|
Bir sinemasever cenneti
|
|
Antalya artık sinemasever için bir cennet. Birden Faye Dunaway'le burun buruna geliyorsunuz (bunu pazar günü yazacağım), sonra Subay ve Centilmen, Şeytanın Avukatı veya Ray gibi filmlerin yönetmeni Taylor Hackford'la söyleşiyorsunuz, ünlü İngiliz leydisi Helen Mirren'in onun eşi olduğunu hayretle öğreniyor ve ikisini basın toplantısında izliyorsunuz. Sonra birden Damdaki Kemancı, Kibar Soyguncu, Ay Çarpması gibi unutulmaz filmlerin yönetmeni Noran Jewison çıkageliyor. Başında hiç çıkarmadığı kasketi ve 83 yaşını katiyen göstermeyen genç havasıyla... Onunla bir söyleşi yapamadan Antalya'dan erken ayrıldığıma kahroluyorum!

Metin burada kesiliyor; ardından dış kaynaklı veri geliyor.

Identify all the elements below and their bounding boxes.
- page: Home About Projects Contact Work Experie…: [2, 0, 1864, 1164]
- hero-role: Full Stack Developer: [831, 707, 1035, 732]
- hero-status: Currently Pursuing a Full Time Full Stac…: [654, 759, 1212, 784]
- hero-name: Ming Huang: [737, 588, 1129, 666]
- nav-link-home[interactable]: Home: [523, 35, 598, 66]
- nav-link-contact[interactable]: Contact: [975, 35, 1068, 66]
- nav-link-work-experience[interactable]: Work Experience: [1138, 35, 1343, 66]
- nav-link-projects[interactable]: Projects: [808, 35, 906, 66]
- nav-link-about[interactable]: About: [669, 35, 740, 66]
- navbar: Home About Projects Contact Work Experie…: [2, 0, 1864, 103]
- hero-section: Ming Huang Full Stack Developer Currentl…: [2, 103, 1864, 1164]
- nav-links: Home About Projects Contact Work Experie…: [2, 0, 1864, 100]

Sonra sayısız filmde özellikle ABD başkanı rolleriyle tanınan ve kafasından Hüdaverdi'ninkine benzeyen kukuletasını çıkarmayan James Cromwell. (Bu Amerikalılar kafalarına garip şeyler oturtmaya ne kadar meraklı!) İmparator, Asla Asla Deme, Robocop 2 gibi filmlerin yaşlanmış yönetmeni İrvin Kershner zaten baştan beri burada. İranlı gencecik yönetmen Semra Makhmalbaf, kimsenin dikkatini çekmiyor. Oysa o, İran sinemasından artık dünyaca tanınan, Cannes ödüllü önemli bir sinemacı. Ama Amerikalı değil! Ve bu kadar ünlüyü yeterli bulan festival, aktör eskisi, zaten eskiden de oyunculuğundan çok playboy'luğuyla tanınan George Hamilton'un '4000 dolar cep harçlığı' içeren gelme önerisine cevap bile vermiyor!